A recent international survey within Latin America has revealed that there is a poor level of confidence by the citizenry of Guyana in their police force, one of the foremost institutions necessary to ensure the preservation of law and order.
This column holds no brief for this survey. Surveys in Latin America have been notorious for their inaccuracy and are always riddled with allegations and concerns over the credibility of their results.
However, the people of Guyana do not need any international survey to tell them about the lack of confidence in the Guyana Police Force. The people of Guyana know this all too well.
This is not a new problem. It is an old one. It is a recurrent one.
All administrations past and present have failed to rein this problem in. During the time of the PNC, there was rapid loss of confidence in important institutions of the State. This has continued under the PPPC which has failed to restore public confidence in the security services.
At the heart of this problem are two fundamental mistakes. The first is the failure of reform as a strategy to improve professionalism and competence in the Guyana Police Force. Indeed, reform can be said to have contributed to the problem. You do not reform deformed institutions. You do not restructure them also.
Neither does increasing the availability of resources address this problem. If this were the case, public confidence would have been restored in the Guyana Police Force.
What is needed is not reform but the building of a brand new Guyana Police Force. But that is not in the interest of any of the main political parties in Guyana. And so there will continue to be a deficit in public confidence under the present and any future government.

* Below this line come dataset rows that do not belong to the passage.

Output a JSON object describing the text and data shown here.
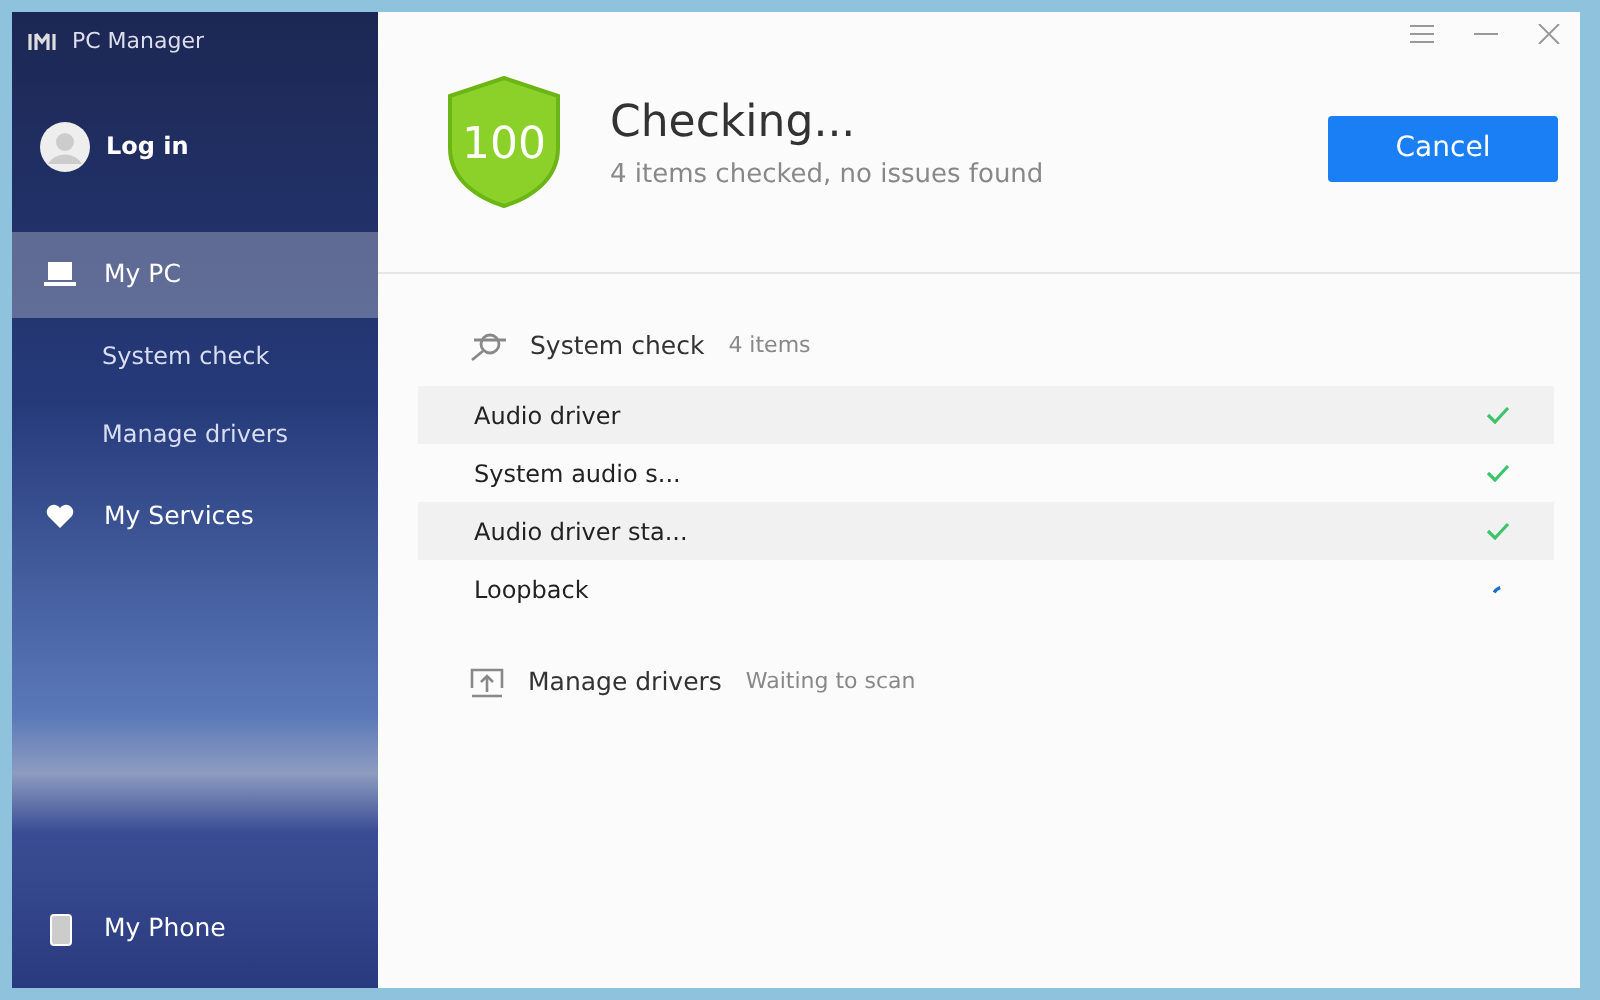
{
  "app": {
    "title": "PC Manager",
    "login": "Log in"
  },
  "sidebar": {
    "items": [
      {
        "label": "My PC",
        "kind": "main",
        "selected": true
      },
      {
        "label": "System check",
        "kind": "sub",
        "selected": false
      },
      {
        "label": "Manage drivers",
        "kind": "sub",
        "selected": false
      },
      {
        "label": "My Services",
        "kind": "main",
        "selected": false
      }
    ],
    "bottom_item": {
      "label": "My Phone",
      "selected": false
    }
  },
  "header": {
    "score": "100",
    "title": "Checking...",
    "subtitle": "4 items checked, no issues found",
    "button": "Cancel"
  },
  "sections": [
    {
      "title": "System check",
      "note": "4 items",
      "items": [
        {
          "label": "Audio driver",
          "checked": true
        },
        {
          "label": "System audio s...",
          "checked": true
        },
        {
          "label": "Audio driver sta...",
          "checked": true
        },
        {
          "label": "Loopback",
          "checked": false
        }
      ]
    },
    {
      "title": "Manage drivers",
      "note": "Waiting to scan"
    }
  ]
}
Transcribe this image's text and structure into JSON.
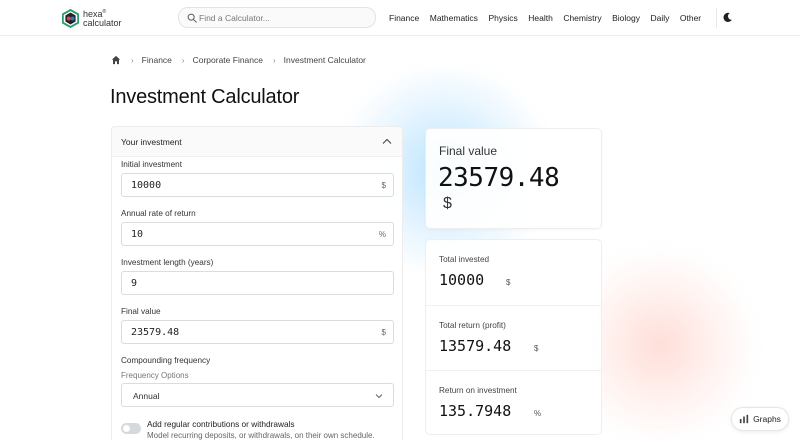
{
  "header": {
    "logo_line1": "hexa",
    "logo_reg": "®",
    "logo_line2": "calculator",
    "search_placeholder": "Find a Calculator...",
    "nav": [
      "Finance",
      "Mathematics",
      "Physics",
      "Health",
      "Chemistry",
      "Biology",
      "Daily",
      "Other"
    ]
  },
  "breadcrumb": [
    "Finance",
    "Corporate Finance",
    "Investment Calculator"
  ],
  "page_title": "Investment Calculator",
  "form": {
    "section_title": "Your investment",
    "initial_investment": {
      "label": "Initial investment",
      "value": "10000",
      "unit": "$"
    },
    "annual_rate": {
      "label": "Annual rate of return",
      "value": "10",
      "unit": "%"
    },
    "length": {
      "label": "Investment length (years)",
      "value": "9"
    },
    "final_value": {
      "label": "Final value",
      "value": "23579.48",
      "unit": "$"
    },
    "compounding": {
      "label": "Compounding frequency",
      "sub_label": "Frequency Options",
      "value": "Annual"
    },
    "contributions": {
      "label": "Add regular contributions or withdrawals",
      "sub_label": "Model recurring deposits, or withdrawals, on their own schedule.",
      "enabled": false
    }
  },
  "result": {
    "label": "Final value",
    "value": "23579.48",
    "unit": "$"
  },
  "stats": [
    {
      "label": "Total invested",
      "value": "10000",
      "unit": "$"
    },
    {
      "label": "Total return (profit)",
      "value": "13579.48",
      "unit": "$"
    },
    {
      "label": "Return on investment",
      "value": "135.7948",
      "unit": "%"
    }
  ],
  "graphs_button": "Graphs",
  "colors": {
    "accent_blue": "#96d4ff",
    "accent_red": "#ffc8be",
    "logo_green": "#2e9e6a",
    "logo_red": "#e0483c",
    "logo_blue": "#2f6fd6"
  }
}
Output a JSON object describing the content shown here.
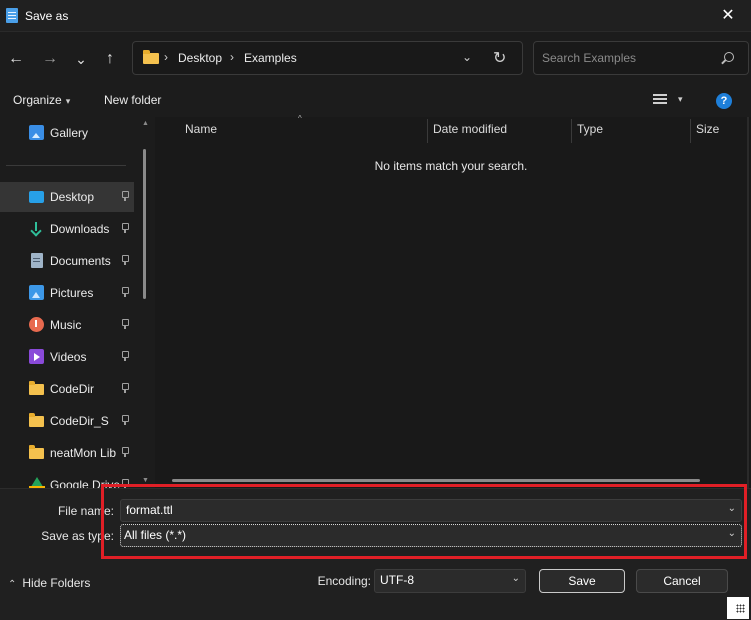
{
  "window": {
    "title": "Save as",
    "close_glyph": "✕"
  },
  "nav": {
    "back_glyph": "←",
    "forward_glyph": "→",
    "recent_glyph": "⌄",
    "up_glyph": "↑",
    "breadcrumb": [
      "Desktop",
      "Examples"
    ],
    "breadcrumb_sep": "›",
    "address_dropdown_glyph": "⌄",
    "refresh_glyph": "↻",
    "search_placeholder": "Search Examples"
  },
  "toolbar": {
    "organize_label": "Organize",
    "new_folder_label": "New folder",
    "caret_glyph": "▾",
    "help_glyph": "?"
  },
  "sidebar": {
    "items": [
      {
        "label": "Gallery",
        "icon": "gallery-icon",
        "pinned": false,
        "selected": false
      },
      {
        "label": "Desktop",
        "icon": "desktop-icon",
        "pinned": true,
        "selected": true
      },
      {
        "label": "Downloads",
        "icon": "downloads-icon",
        "pinned": true,
        "selected": false
      },
      {
        "label": "Documents",
        "icon": "documents-icon",
        "pinned": true,
        "selected": false
      },
      {
        "label": "Pictures",
        "icon": "pictures-icon",
        "pinned": true,
        "selected": false
      },
      {
        "label": "Music",
        "icon": "music-icon",
        "pinned": true,
        "selected": false
      },
      {
        "label": "Videos",
        "icon": "videos-icon",
        "pinned": true,
        "selected": false
      },
      {
        "label": "CodeDir",
        "icon": "folder-icon",
        "pinned": true,
        "selected": false
      },
      {
        "label": "CodeDir_S",
        "icon": "folder-icon",
        "pinned": true,
        "selected": false
      },
      {
        "label": "neatMon Lib",
        "icon": "folder-icon",
        "pinned": true,
        "selected": false
      },
      {
        "label": "Google Drive",
        "icon": "google-drive-icon",
        "pinned": true,
        "selected": false
      }
    ]
  },
  "content": {
    "columns": [
      "Name",
      "Date modified",
      "Type",
      "Size"
    ],
    "sort_glyph": "^",
    "empty_message": "No items match your search."
  },
  "form": {
    "file_name_label": "File name:",
    "file_name_value": "format.ttl",
    "save_type_label": "Save as type:",
    "save_type_value": "All files  (*.*)",
    "encoding_label": "Encoding:",
    "encoding_value": "UTF-8",
    "dropdown_glyph": "⌄"
  },
  "footer": {
    "hide_folders_label": "Hide Folders",
    "hide_folders_glyph": "⌃",
    "save_label": "Save",
    "cancel_label": "Cancel"
  },
  "colors": {
    "highlight_border": "#e01f26",
    "accent": "#1e7fd9"
  }
}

The second major contributor to the decline in public confidence is the politicization of the security services. This reached unprecedented levels under the PNC. Indeed under the PNC, the heads of the security services were required to swear loyalty to the political party in power and not just to the government and to the State. This allowed for a culture to develop within the police force that saw it as being subservient to their political masters. Worse of all in those days the Guyana Police Force did the dirty work of their political masters.
The situation has changed under the PPP. The police are now no longer required to swear loyalty to the ruling party, to spy and harass political opponents to the extent of the past but this has unfortunately not removed the yoke of politicization of the force.
When senior police officers can mention over drinks that they were given instructions from above to do this and to that, they are in effect speaking about the continued political interference and influence in their work.
Political interference and influence is at the root of the problem of lack of confidence in Guyana’s security services. And this is why reform will not work. When such practices become embedded within the culture of an organization, it cannot be reformed away because such reform takes place through policy edict which as we know is the legitimate province of politicians.
Confidence and improved trust in the Guyana Police Force can only come about by dismantling the entire Guyana Police Force and by creating a brand new institution, one that is free from the tentacles of politicians.
Unfortunately that is not going to happen after May 11 because none of the political parties are on that particular page.